Karena makna إله dalam syahadat لاَ إِلهَ إِلاَّ الله ini bermakna مَأْلُوْهٌ yang artinya مَعْبُوْدٌ (yang diibadahi), bukan Pencipta, sebagaimana yang telah lalu dari penjelasan para ulama.
Bahkan Allah Subhanahu wa Ta’ala telah menyebutkannya dalam banyak ayat-Nya bahwa makna ilah adalah ma’bud (yang berhak diibadahi), seperti firman-Nya :
{أَلَّا تَعْبُدُوا إِلَّا اللَّهَ} [هود: 2]
“Agar kalian tidak beribadah kecuali kepada Allah.” (Q.S. Huud:2)
Perhatikan, Allah menafsirkan lailaha illallah, dengan tidak beribadah kecuali kepada Allah. Maka dari sini kita memahami dua hal
– ilah bermakna ma’bud (yang diibadahi)
– Kalimat lailaha illallah adalah meniadakan peribadatan kepada selain Allah, dan menetapkan peribadatan hanya kepada Allah saja. Jadi tidak benar jika lailaha illallah dimaknakan dengan “Tiada pencipta melainkan Allah”.
Allah Subhanahu wa Ta’ala juga berfirman :
{وَإِذْ قَالَ إِبْرَاهِيمُ لِأَبِيهِ وَقَوْمِهِ إِنَّنِي بَرَاءٌ مِمَّا تَعْبُدُونَ (26) إِلَّا الَّذِي فَطَرَنِي فَإِنَّهُ سَيَهْدِينِ (27)} [الزخرف: 26، 27]
“Sesungguhnya aku (Ibrohim) berlepas diri dari apa yang kalian ibadahi kecuali Dzat yang telah menciptakanku (Allah).” (Q.S. Az Zukhruf: 26-27)
Perhatikan, pada ayat di atas Allah Subhanahu wa Ta’ala menjadikan sikap Nabi Ibrohim ‘alaihis salam sebagai bentuk realisasi kalimat tauhid lailaha illallah, yaitu sikap berlepas diri dari segala sesuatu yang diibadahi selain Allah, dan menetapkan hak ibadah tersebut hanya untuk Allah semata. Jadi tidak benar jika lailaha illallah dimaknakan dengan “Tiada pencipta melainkan Allah”

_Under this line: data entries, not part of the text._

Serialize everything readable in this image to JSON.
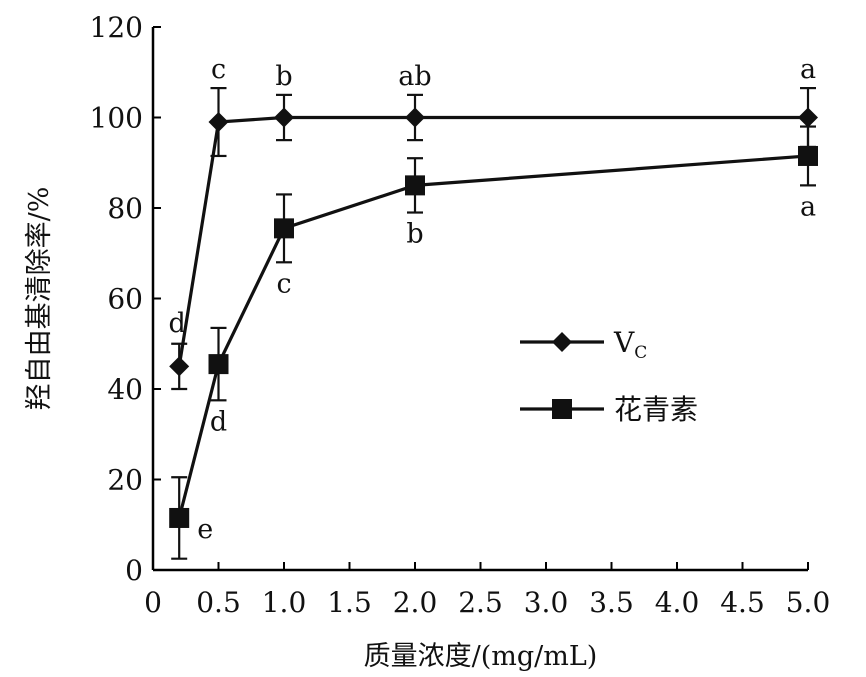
{
  "chart_data": {
    "type": "line",
    "xlabel": "质量浓度/(mg/mL)",
    "ylabel": "羟自由基清除率/%",
    "xlim": [
      0,
      5.0
    ],
    "ylim": [
      0,
      120
    ],
    "xticks": [
      "0",
      "0.5",
      "1.0",
      "1.5",
      "2.0",
      "2.5",
      "3.0",
      "3.5",
      "4.0",
      "4.5",
      "5.0"
    ],
    "yticks": [
      "0",
      "20",
      "40",
      "60",
      "80",
      "100",
      "120"
    ],
    "grid": false,
    "legend_position": "center-right",
    "series": [
      {
        "name": "Vc",
        "legend_main": "V",
        "legend_sub": "C",
        "marker": "diamond",
        "x": [
          0.2,
          0.5,
          1.0,
          2.0,
          5.0
        ],
        "y": [
          45,
          99,
          100,
          100,
          100
        ],
        "err": [
          5,
          7.5,
          5,
          5,
          6.5
        ],
        "labels": [
          "d",
          "c",
          "b",
          "ab",
          "a"
        ],
        "label_side": [
          "above",
          "above",
          "above",
          "above",
          "above"
        ]
      },
      {
        "name": "花青素",
        "legend_main": "花青素",
        "legend_sub": "",
        "marker": "square",
        "x": [
          0.2,
          0.5,
          1.0,
          2.0,
          5.0
        ],
        "y": [
          11.5,
          45.5,
          75.5,
          85,
          91.5
        ],
        "err": [
          9,
          8,
          7.5,
          6,
          6.5
        ],
        "labels": [
          "e",
          "d",
          "c",
          "b",
          "a"
        ],
        "label_side": [
          "right",
          "below",
          "below",
          "below",
          "below"
        ]
      }
    ]
  }
}
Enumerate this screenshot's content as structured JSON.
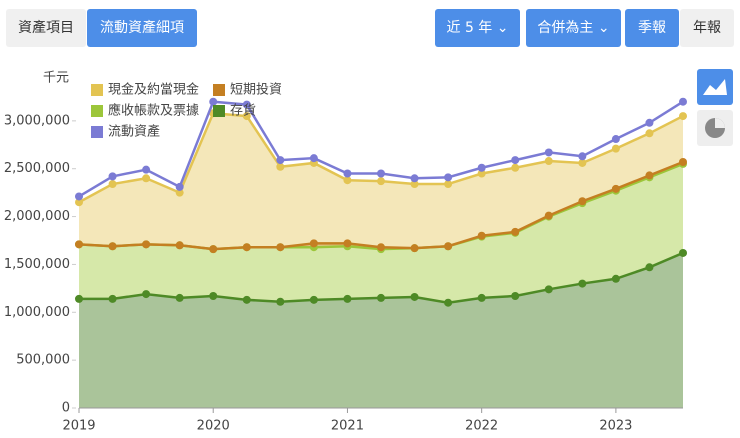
{
  "ui": {
    "tabs": [
      "資產項目",
      "流動資產細項"
    ],
    "period": "近 5 年",
    "scope": "合併為主",
    "freq": [
      "季報",
      "年報"
    ]
  },
  "chart_data": {
    "type": "area",
    "stacked": true,
    "y_unit": "千元",
    "categories": [
      "2019",
      null,
      null,
      null,
      "2020",
      null,
      null,
      null,
      "2021",
      null,
      null,
      null,
      "2022",
      null,
      null,
      null,
      "2023",
      null,
      null
    ],
    "ylim": [
      0,
      3500000
    ],
    "yticks": [
      0,
      {
        "value": 500000,
        "label": "500,000"
      },
      {
        "value": 1000000,
        "label": "1,000,000"
      },
      {
        "value": 1500000,
        "label": "1,500,000"
      },
      {
        "value": 2000000,
        "label": "2,000,000"
      },
      {
        "value": 2500000,
        "label": "2,500,000"
      },
      {
        "value": 3000000,
        "label": "3,000,000"
      }
    ],
    "series": [
      {
        "name": "現金及約當現金",
        "color": "#e3c452",
        "fill": "#f4e7b9",
        "values": [
          440000,
          650000,
          690000,
          550000,
          1420000,
          1370000,
          840000,
          840000,
          660000,
          690000,
          670000,
          650000,
          650000,
          670000,
          570000,
          400000,
          420000,
          440000,
          480000
        ]
      },
      {
        "name": "短期投資",
        "color": "#c47f22",
        "fill": "#e7c58a",
        "values": [
          0,
          0,
          0,
          0,
          0,
          0,
          0,
          40000,
          30000,
          20000,
          0,
          0,
          10000,
          10000,
          10000,
          20000,
          20000,
          20000,
          20000
        ]
      },
      {
        "name": "應收帳款及票據",
        "color": "#9cc63a",
        "fill": "#d6e8a9",
        "values": [
          570000,
          550000,
          520000,
          550000,
          490000,
          550000,
          570000,
          550000,
          550000,
          510000,
          510000,
          590000,
          640000,
          660000,
          760000,
          840000,
          920000,
          940000,
          930000
        ]
      },
      {
        "name": "存貨",
        "color": "#4e8a26",
        "fill": "#aac49a",
        "values": [
          1140000,
          1140000,
          1190000,
          1150000,
          1170000,
          1130000,
          1110000,
          1130000,
          1140000,
          1150000,
          1160000,
          1100000,
          1150000,
          1170000,
          1240000,
          1300000,
          1350000,
          1470000,
          1620000
        ]
      },
      {
        "name": "流動資產",
        "color": "#7b7bd4",
        "type": "line",
        "values": [
          2210000,
          2420000,
          2490000,
          2310000,
          3200000,
          3170000,
          2590000,
          2610000,
          2450000,
          2450000,
          2400000,
          2410000,
          2510000,
          2590000,
          2670000,
          2630000,
          2810000,
          2980000,
          3200000
        ]
      }
    ]
  }
}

Allah Subhanahu wa Ta’ala juga berfirman :
{أَلَّا نَعْبُدَ إِلَّا اللَّهَ وَلَا نُشْرِكَ بِهِ شَيْئًا} [آل عمران: 64]
“Agar kita tidak beribadah kecuali hanya kepada Allah, dan tidak menyekutukan-Nya dengan sesuatupun.” (Q.S. Ali Imron: 64)
Sekali lagi, makna lailaha illallah adalah tidak beribadah kecuali hanya kepada Allah, dan tidak menyekutukan-Nya dengan sesuatupun. Maka tidak benar jika lailaha illallah dimaknakan dengan “Tiada pencipta melainkan Allah”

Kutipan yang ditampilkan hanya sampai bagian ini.